No para de hacer pedorretas (Adhara viene quejándose de que Áxel le hace "pidorretas"). A veces durante una hora entera por la noche.
Casi quema la casa de unos amigos a los que les cuidamos los gatos, por ponerse a trastear con su horno y ponerlo a 300º con cosas dentro.
No para de imitar a Adhara en absolutamente todo. Todo lo que dice, todo lo que hace, lo dice o hace él a continuación.
Se ríe añadiendo ruiditos de cerdito. Dice cada vez menos que no a todo. No para de canturrear por su cuenta. Empieza a intentar vocalizar cosas, pero por lo general se lanza a decir frases largas y no hay quien le entienda.
Sigue a ratos con miedo a las alturas y otras veces haciendo como que no lo tiene (se queda de pie en sitios diciendo: "¿A que no me caigo, papá?").

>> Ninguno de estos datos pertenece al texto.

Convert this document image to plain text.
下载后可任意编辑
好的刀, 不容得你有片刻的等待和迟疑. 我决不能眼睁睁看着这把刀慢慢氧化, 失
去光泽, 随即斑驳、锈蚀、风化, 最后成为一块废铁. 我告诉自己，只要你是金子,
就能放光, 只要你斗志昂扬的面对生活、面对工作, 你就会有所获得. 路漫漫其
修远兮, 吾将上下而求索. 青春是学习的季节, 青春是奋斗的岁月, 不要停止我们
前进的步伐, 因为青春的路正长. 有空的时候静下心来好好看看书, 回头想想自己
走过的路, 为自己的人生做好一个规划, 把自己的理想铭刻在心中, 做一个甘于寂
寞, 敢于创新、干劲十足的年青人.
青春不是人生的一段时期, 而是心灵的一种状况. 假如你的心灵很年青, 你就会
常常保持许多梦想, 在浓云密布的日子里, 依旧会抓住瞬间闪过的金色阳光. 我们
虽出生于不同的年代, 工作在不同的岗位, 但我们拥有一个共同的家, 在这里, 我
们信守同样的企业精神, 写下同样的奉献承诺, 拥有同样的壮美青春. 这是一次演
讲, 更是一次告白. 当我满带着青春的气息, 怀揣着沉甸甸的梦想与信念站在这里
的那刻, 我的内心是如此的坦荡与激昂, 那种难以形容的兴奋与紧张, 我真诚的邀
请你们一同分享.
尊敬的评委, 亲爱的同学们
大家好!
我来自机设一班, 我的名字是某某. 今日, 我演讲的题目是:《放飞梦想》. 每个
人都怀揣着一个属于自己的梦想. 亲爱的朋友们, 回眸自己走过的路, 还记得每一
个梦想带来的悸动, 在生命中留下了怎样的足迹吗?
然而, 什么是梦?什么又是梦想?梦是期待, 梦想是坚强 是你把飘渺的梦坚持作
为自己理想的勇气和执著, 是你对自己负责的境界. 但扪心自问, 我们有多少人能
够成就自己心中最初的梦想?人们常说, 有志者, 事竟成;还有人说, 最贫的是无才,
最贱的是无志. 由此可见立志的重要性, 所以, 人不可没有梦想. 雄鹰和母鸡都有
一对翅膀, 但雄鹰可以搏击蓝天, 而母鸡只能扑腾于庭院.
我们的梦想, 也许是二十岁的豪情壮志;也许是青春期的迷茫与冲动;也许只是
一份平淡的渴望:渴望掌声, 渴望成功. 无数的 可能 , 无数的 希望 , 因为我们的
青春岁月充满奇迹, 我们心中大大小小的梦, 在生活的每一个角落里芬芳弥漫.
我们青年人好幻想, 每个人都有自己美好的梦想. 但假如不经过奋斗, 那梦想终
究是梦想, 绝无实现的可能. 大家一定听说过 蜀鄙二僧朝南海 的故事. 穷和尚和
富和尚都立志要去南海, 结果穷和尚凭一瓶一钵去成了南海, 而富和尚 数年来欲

También sigue equivocándose mucho con el género ("estoy muy cansada").
Ha estado un par de días legañoso y mocoso, pero la cosa no ha ido a más.
En la guardería, los viernes les ponen un castillo hinchable para rellenar con agua y le encanta.
Le ha dado por querer bajar todos los días solito del coche desde su sillita hasta el suelo. También le ha dado por sacar la mandíbula hacia delante e ir por todas partes así, quizá creyendo que le da más pinta de rudo o algo.